Monday, September 16, 2019

Psychological adaptation to the apocalypse - meditate, or just be happy?

In this post, not exactly an upper, I point first to two in-your-face articles on how we ought to be afraid, very afraid, about humanity's future technological and ecological environment, and then note two pieces of writing on psychological adaptations that might dampen down the full turn on of our brains' fear machinery.

Novelist Jonathan Franzen does a screed very effective at scaring the bejesus out of us. His basic argument: “The climate apocalypse is coming. To prepare for it, we need to admit that we can’t prevent it.” A chorus of criticism has greeted Franzen's article: "Franzen is wrong on the science, on the politics, and on the psychology of human behavior as it pertains to climate change." (See also Chrobak.)

And, for alarm on our looming digital environment, The 6,000 word essay by Glenn S. Gerstell, general counsel of the National Security, and summarized by Warzel, should do the job. The first nation to crack quantum computing (China or the US) will rule the world! 
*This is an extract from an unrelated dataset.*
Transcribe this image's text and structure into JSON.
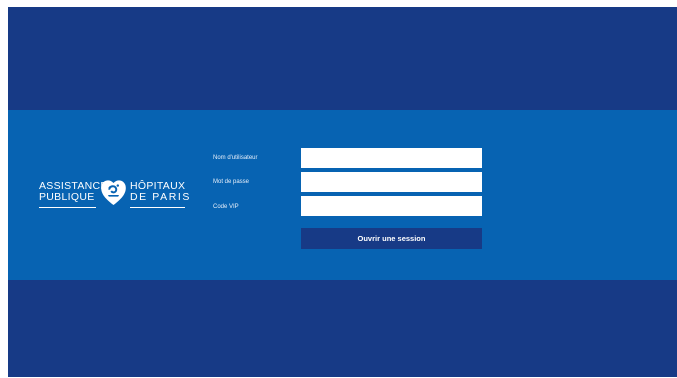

So, how do we manage to wake up cheerful in the morning? Futurist Yuval Harari offers his approach in Chapter 21 of his book "21 Lessons for the 21st century," by describing his experience of learning to meditate, starting with the initial instructions (to observe your process of breathing) in his first Vipassana meditation course. He now meditates two hours every day.
The point is that meditation is a tool for observing the mind directly...For at least two hours a day I actually observe reality as it is, while for the other twenty-two hours I get overwhelmed by emails and tweets and cute-puppy videos. Without the focus and clarity provided by this practice, I could not have written Sapiens or Homo Deus.
A glimmer of hopefulness can also be obtained by reading books in the vein of Pinker's "Enlightenment Now", which documents again and again, for many areas, how dire predictions about the future have not come to pass. The injunction here would be to be optimistic, not a bad idea, given the recent PNAS article by Lee et al. documenting that the lifespan of optimistic people, on average, is 11 to 15% longer.